Likewise, saying that “it is reserved to the public authority to deprive the criminal of the benefit of life, when already, by his crime, he has deprived himself of the right to live.” (Pope Piue XII, 1952) also cannot** be true** if the criminal’s right to live is based on his future threat rather than the crime for which he has already been convicted.
My position has been made clear, repeatedly, where you are quite frankly stonewalling on an uncomfortable question about a core presumption of your position. Is it your position that the Church has modified its understanding of Natural Law to restrict the authority of the state on that matter at some point after 1952, and if so, where has it formally declared that background framework to have been so changed? We cannot decide what can or cannot be carried by the cart before clarifying the capabilities of the horse pulling it, and it is simply not sufficient to base such conjecture on an “if” and a “should” that themselves involve scientific determinations or other decisions which the Church itself has declared fall outside of its competence.

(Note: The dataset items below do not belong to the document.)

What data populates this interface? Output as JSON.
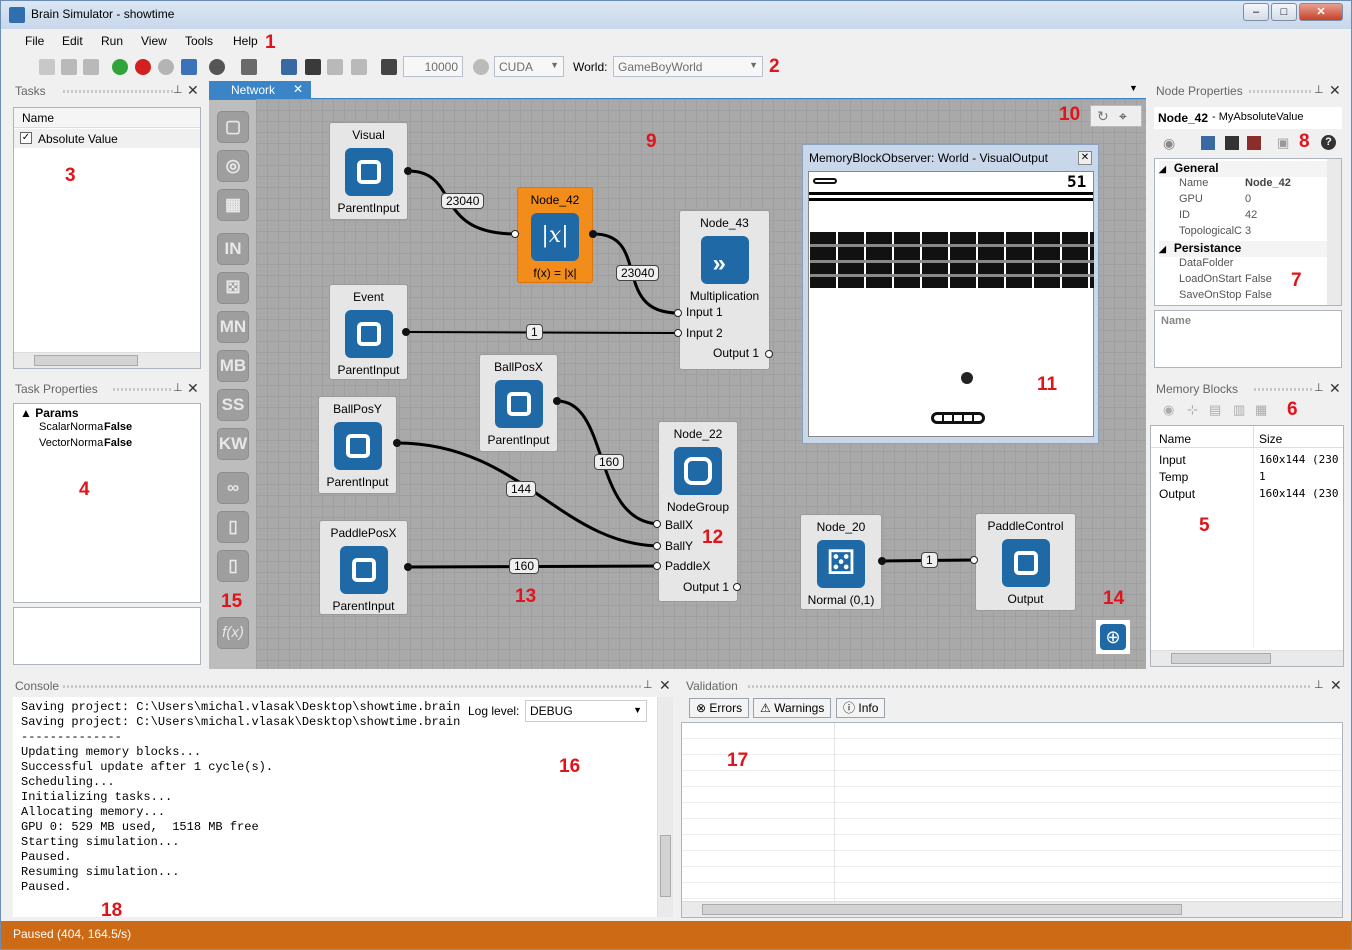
{
  "window": {
    "title": "Brain Simulator - showtime"
  },
  "menu": [
    "File",
    "Edit",
    "Run",
    "View",
    "Tools",
    "Help"
  ],
  "toolbar": {
    "steps": "10000",
    "device": "CUDA",
    "world_label": "World:",
    "world": "GameBoyWorld"
  },
  "tasks": {
    "title": "Tasks",
    "col": "Name",
    "items": [
      {
        "label": "Absolute Value",
        "checked": true
      }
    ]
  },
  "task_props": {
    "title": "Task Properties",
    "group": "Params",
    "rows": [
      {
        "k": "ScalarNorma",
        "v": "False"
      },
      {
        "k": "VectorNorma",
        "v": "False"
      }
    ]
  },
  "doc_tab": {
    "label": "Network"
  },
  "library": [
    "IN",
    "MN",
    "MB",
    "SS",
    "KW"
  ],
  "nodes": {
    "visual": {
      "title": "Visual",
      "label": "ParentInput"
    },
    "event": {
      "title": "Event",
      "label": "ParentInput"
    },
    "ballposy": {
      "title": "BallPosY",
      "label": "ParentInput"
    },
    "ballposx": {
      "title": "BallPosX",
      "label": "ParentInput"
    },
    "paddleposx": {
      "title": "PaddlePosX",
      "label": "ParentInput"
    },
    "n42": {
      "title": "Node_42",
      "label": "f(x) = |x|",
      "icon": "|x|"
    },
    "n43": {
      "title": "Node_43",
      "label": "Multiplication",
      "in1": "Input 1",
      "in2": "Input 2",
      "out": "Output 1"
    },
    "n22": {
      "title": "Node_22",
      "label": "NodeGroup",
      "in1": "BallX",
      "in2": "BallY",
      "in3": "PaddleX",
      "out": "Output 1"
    },
    "n20": {
      "title": "Node_20",
      "label": "Normal (0,1)"
    },
    "paddlecontrol": {
      "title": "PaddleControl",
      "label": "Output"
    }
  },
  "edges": [
    "23040",
    "23040",
    "1",
    "160",
    "144",
    "160",
    "1"
  ],
  "observer": {
    "title": "MemoryBlockObserver: World - VisualOutput",
    "score": "51"
  },
  "node_props": {
    "title": "Node Properties",
    "node": "Node_42",
    "type": " - MyAbsoluteValue",
    "groups": [
      {
        "name": "General",
        "rows": [
          {
            "k": "Name",
            "v": "Node_42",
            "bold": true
          },
          {
            "k": "GPU",
            "v": "0"
          },
          {
            "k": "ID",
            "v": "42"
          },
          {
            "k": "TopologicalC",
            "v": "3"
          }
        ]
      },
      {
        "name": "Persistance",
        "rows": [
          {
            "k": "DataFolder",
            "v": ""
          },
          {
            "k": "LoadOnStart",
            "v": "False"
          },
          {
            "k": "SaveOnStop",
            "v": "False"
          }
        ]
      }
    ],
    "desc_label": "Name"
  },
  "memory": {
    "title": "Memory Blocks",
    "cols": [
      "Name",
      "Size"
    ],
    "rows": [
      {
        "n": "Input",
        "s": "160x144 (230"
      },
      {
        "n": "Temp",
        "s": "1"
      },
      {
        "n": "Output",
        "s": "160x144 (230"
      }
    ]
  },
  "console": {
    "title": "Console",
    "log_label": "Log level:",
    "log_level": "DEBUG",
    "lines": "Saving project: C:\\Users\\michal.vlasak\\Desktop\\showtime.brain\nSaving project: C:\\Users\\michal.vlasak\\Desktop\\showtime.brain\n--------------\nUpdating memory blocks...\nSuccessful update after 1 cycle(s).\nScheduling...\nInitializing tasks...\nAllocating memory...\nGPU 0: 529 MB used,  1518 MB free\nStarting simulation...\nPaused.\nResuming simulation...\nPaused."
  },
  "validation": {
    "title": "Validation",
    "errors": "Errors",
    "warnings": "Warnings",
    "info": "Info"
  },
  "status": {
    "text": "Paused  (404, 164.5/s)"
  },
  "annotations": [
    "1",
    "2",
    "3",
    "4",
    "5",
    "6",
    "7",
    "8",
    "9",
    "10",
    "11",
    "12",
    "13",
    "14",
    "15",
    "16",
    "17",
    "18"
  ],
  "colors": {
    "accent": "#1f6aa6",
    "orange": "#f28c1a",
    "status": "#cc6a16",
    "annotation": "#e0141b"
  }
}
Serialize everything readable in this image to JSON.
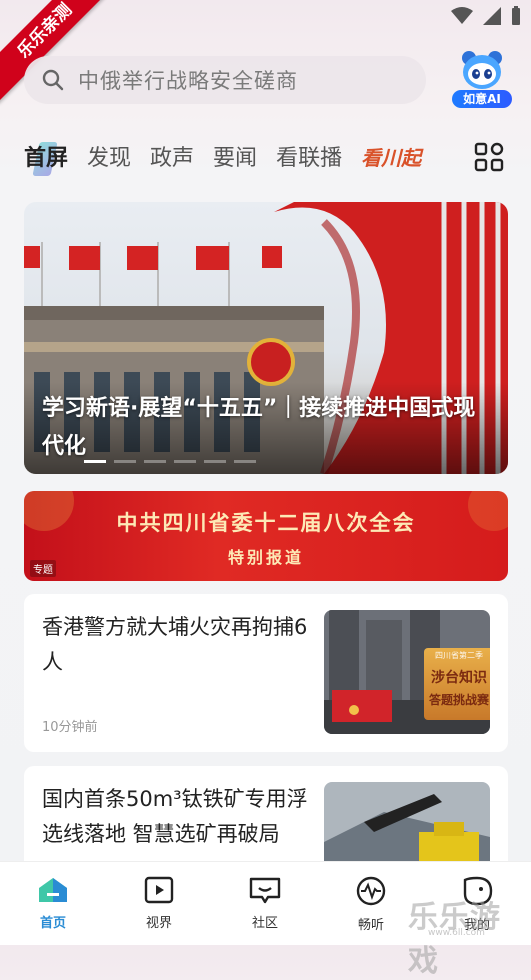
{
  "corner_badge": "乐乐亲测",
  "search": {
    "placeholder": "中俄举行战略安全磋商",
    "ai_label": "如意AI"
  },
  "tabs": [
    {
      "label": "首屏",
      "active": true
    },
    {
      "label": "发现"
    },
    {
      "label": "政声"
    },
    {
      "label": "要闻"
    },
    {
      "label": "看联播"
    },
    {
      "label": "看川起"
    }
  ],
  "hero": {
    "caption": "学习新语·展望“十五五”｜接续推进中国式现代化",
    "slides": 6,
    "active_slide": 1
  },
  "banner": {
    "title": "中共四川省委十二届八次全会",
    "subtitle": "特别报道",
    "tag": "专题"
  },
  "news": [
    {
      "title": "香港警方就大埔火灾再拘捕6人",
      "meta": "10分钟前",
      "overlay_small": "四川省第二季",
      "overlay_line1": "涉台知识",
      "overlay_line2": "答题挑战赛"
    },
    {
      "title": "国内首条50m³钛铁矿专用浮选线落地 智慧选矿再破局",
      "meta": ""
    }
  ],
  "bottom_nav": [
    {
      "label": "首页",
      "icon": "home-icon",
      "active": true
    },
    {
      "label": "视界",
      "icon": "play-icon"
    },
    {
      "label": "社区",
      "icon": "chat-icon"
    },
    {
      "label": "畅听",
      "icon": "audio-wave-icon"
    },
    {
      "label": "我的",
      "icon": "user-icon"
    }
  ],
  "watermark": {
    "text": "乐乐游戏",
    "url": "www.6ll.com"
  },
  "colors": {
    "accent_red": "#d0021b",
    "nav_active": "#2a8cd4"
  }
}
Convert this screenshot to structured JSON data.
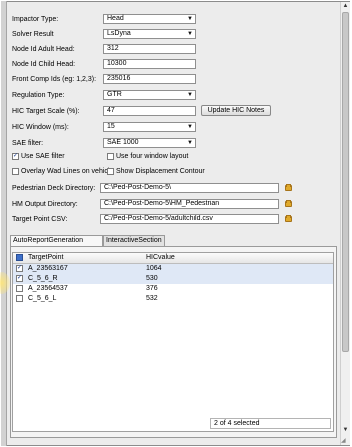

When a state’s use of the death penalty itself becomes an outrage, that would be in violation of the mandate of the state. There are some limitations already, (some outlined in the broader context of the sources I cited in post 46) but they are things that spring from natural law (e.g. the standard of an “eye for an eye” as a *maximum *penalty that could legitimately be assessed) that have been ratified by the Church rather than falling under the authority of the Church to actually legislate.
But one cannot make a claim that the state is no longer the legitimate avenger of crime (inclusive of inflicting the death penalty), or that the criminals right to life cannot deprived on the basis of their crime alone, without saying either the Catechism of Trent and/or Pope Pius XII were wrong about the authority of the state under Natural Law.
Let us assume that the current teaching cannot be reconclied with Trent, what would that prove to you? I frankly don’t know if they can or cannot, but either way the CCC is the current teaching of the Church, isn’t it?
I truly don’t get your argument. I admit to ignoring the repeated cries of “1952!” because I don’t know how they apply here. Is your point that if today’s teaching differs from 1952’s that today’s is wrong? If so, how is that different from “I think the Church is wrong”? It may give support to your position, or not, but it doesn’t change what the Church teaches.
Or is it that despite what the catechism says it can’t mean that because it must be read to accord with those past statements?
Seems like you are making one of these points:
- That the Church is wrong on this issue, but used to be right.
- That the Catechism does not “really” reflect the Church’s teachings on this issue (for some reason), so we have to default to the last teaching you think was licit.
- That I am somehow reading the Catechism completely wrong, and that your evidence of that is contained in the Catechism of Trent.